Cabe interrogarse sobre lo que, en la posmodernidad, podría
anunciar el final de los tiempos burgueses, así como sobre las contradicciones
que afectan, en la actualidad, a un campo social cuya homogeneidad aparente se
mantiene preñada de potenciales fracturas. Así, por ejemplo, asistimos ya a la
desconexión de un amplio sector de las clases medias y de la gran burguesía financiera,
desconexión que representa la ruptura de este «bloque hegemónico» que, durante décadas,
había asociado el nombre de la pequeña burguesía al auge de un capitalismo
«nacional» actualmente en vías de desaparición. La mundialización de la
economía, el desarrollo y la creciente concentración de las redes tecnológicas
y mediáticas, la velocidad misma de esta evolución en un contexto caracterizado
por el desempleo y la amenaza de crisis, hacen que las clases medias vivan de
nuevo con inquietud e inseguridad, con miedo del futuro, incluso con un
sentimiento de pánico ante el riesgo de regresión social que esta evolución les
pudiera acarrear. De ello se deriva que un creciente número de miembros de las
clases medias se sienten superados y «proletarizados», hasta el punto de que lo
que constituía antaño una garantía de mantenimiento del orden social se
convierte en factor de fragilización.
En el curso de su historia, la burguesía ha sido criticada
tanto desde arriba como desde abajo: tanto por la aristocracia como por el
pueblo. Como ya dijimos, resulta reveladora esta convergencia de críticas, por
lo demás bastante distintas. Pero lo que, quizás, no se ha observado bastante
es que, en el sistema trifuncional de los orígenes, tal como lo restituyó
Georges Dumézil, la burguesía no corresponde estrictamente a nada. Parece, es cierto,
vincularse a la tercera función, la económica, la del pueblo productor. Pero,
al respecto, sólo es como una excrecencia mercantil que, constituyéndose fuera
del sistema tripartito, se ha dilatado progresivamente hasta dislocar por
completo este sistema e invadir la totalidad de lo social: la historia de los
últimos ocho o diez siglos muestra cómo la burguesía, que al comienzo no era
nada, ha acabado llegándolo a ser todo. Se la podría entonces definir como la
clase que ha separado al pueblo y a la aristocracia; la que ha cortado los
lazos que hacían que ambas fueran complementarias; la clase que tan frecuentemente
ha alzado la una frente a la otra. Sería de tal modo la clase «media» en el
sentido más hondo del término, la clase intermediaria. Edouard Berth lo
afirmaba en estos términos: «Sólo hay dos noblezas: la de la espada y la del trabajo.
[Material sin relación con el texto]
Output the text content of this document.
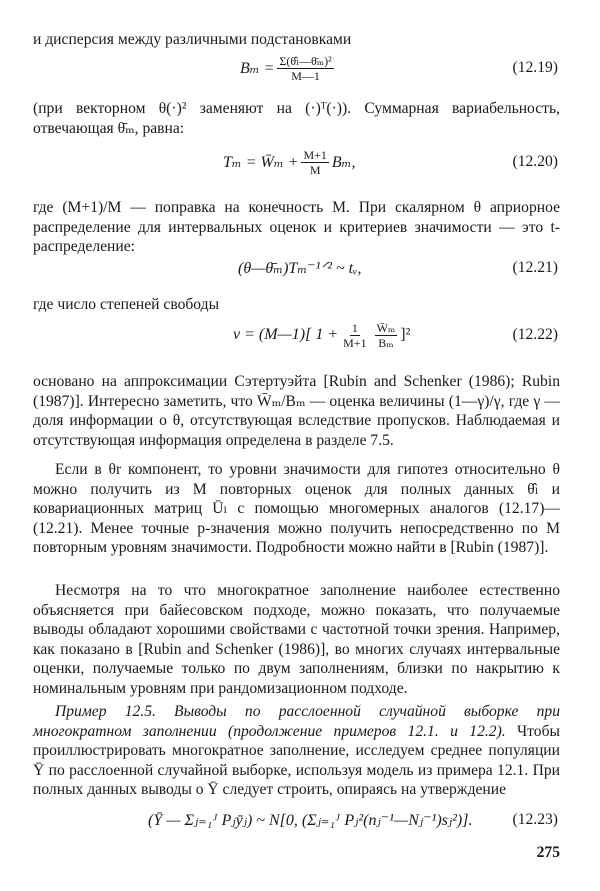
и дисперсия между различными подстановками
$B_m = \frac{\text{Σ(θ̂ₗ—θ̄ₘ)²}}{M—1}$	(12.19)
(при векторном θ(·)² заменяют на (·)ᵀ(·)). Суммарная вариабельность, отвечающая θ̄ₘ, равна:
Tₘ = W̄ₘ + $\frac{M+1}{M} B_m$,	(12.20)
где (M+1)/M — поправка на конечность M. При скалярном θ априорное распределение для интервальных оценок и критериев значимости — это t-распределение:
(θ—θ̄ₘ)Tₘ⁻¹ᐟ² ~ tᵥ,	(12.21)
где число степеней свободы
ν = (M—1)[ $1 + \frac{1}{M+1} \frac{\text{W̄ₘ}}{\text{Bₘ}} ]^2$	(12.22)
основано на аппроксимации Сэтертуэйта [Rubin and Schenker (1986); Rubin (1987)]. Интересно заметить, что W̄ₘ/Bₘ — оценка величины (1—γ)/γ, где γ — доля информации о θ, отсутствующая вследствие пропусков. Наблюдаемая и отсутствующая информация определена в разделе 7.5.
Если в θr компонент, то уровни значимости для гипотез относительно θ можно получить из M повторных оценок для полных данных θ̂ₗ и ковариационных матриц Ūₗ с помощью многомерных аналогов (12.17)—(12.21). Менее точные p-значения можно получить непосредственно по M повторным уровням значимости. Подробности можно найти в [Rubin (1987)].
Несмотря на то что многократное заполнение наиболее естественно объясняется при байесовском подходе, можно показать, что получаемые выводы обладают хорошими свойствами с частотной точки зрения. Например, как показано в [Rubin and Schenker (1986)], во многих случаях интервальные оценки, получаемые только по двум заполнениям, близки по накрытию к номинальным уровням при рандомизационном подходе.
Пример 12.5. Выводы по расслоенной случайной выборке при многократном заполнении (продолжение примеров 12.1. и 12.2). Чтобы проиллюстрировать многократное заполнение, исследуем среднее популяции Ȳ по расслоенной случайной выборке, используя модель из примера 12.1. При полных данных выводы о Ȳ следует строить, опираясь на утверждение
(Ȳ — Σⱼ₌₁ᴶ Pⱼȳⱼ) ~ N[0, (Σⱼ₌₁ᴶ Pⱼ²(nⱼ⁻¹—Nⱼ⁻¹)sⱼ²)].	(12.23)
275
El burgués, el hombre de la tienda, del negocio, del banco, de la especulación
y de la bolsa, el mercader, el intermediario; y su compadre, el intelectual,
intermediario también, ajenos ambos tanto al mundo del ejército como al del
trabajo, están condenados a una irremediable simpleza de pensamiento y de
corazón». Quizás, para salir de esta simpleza, fuera preciso restaurar
simultáneamente a la aristocracia y al pueblo.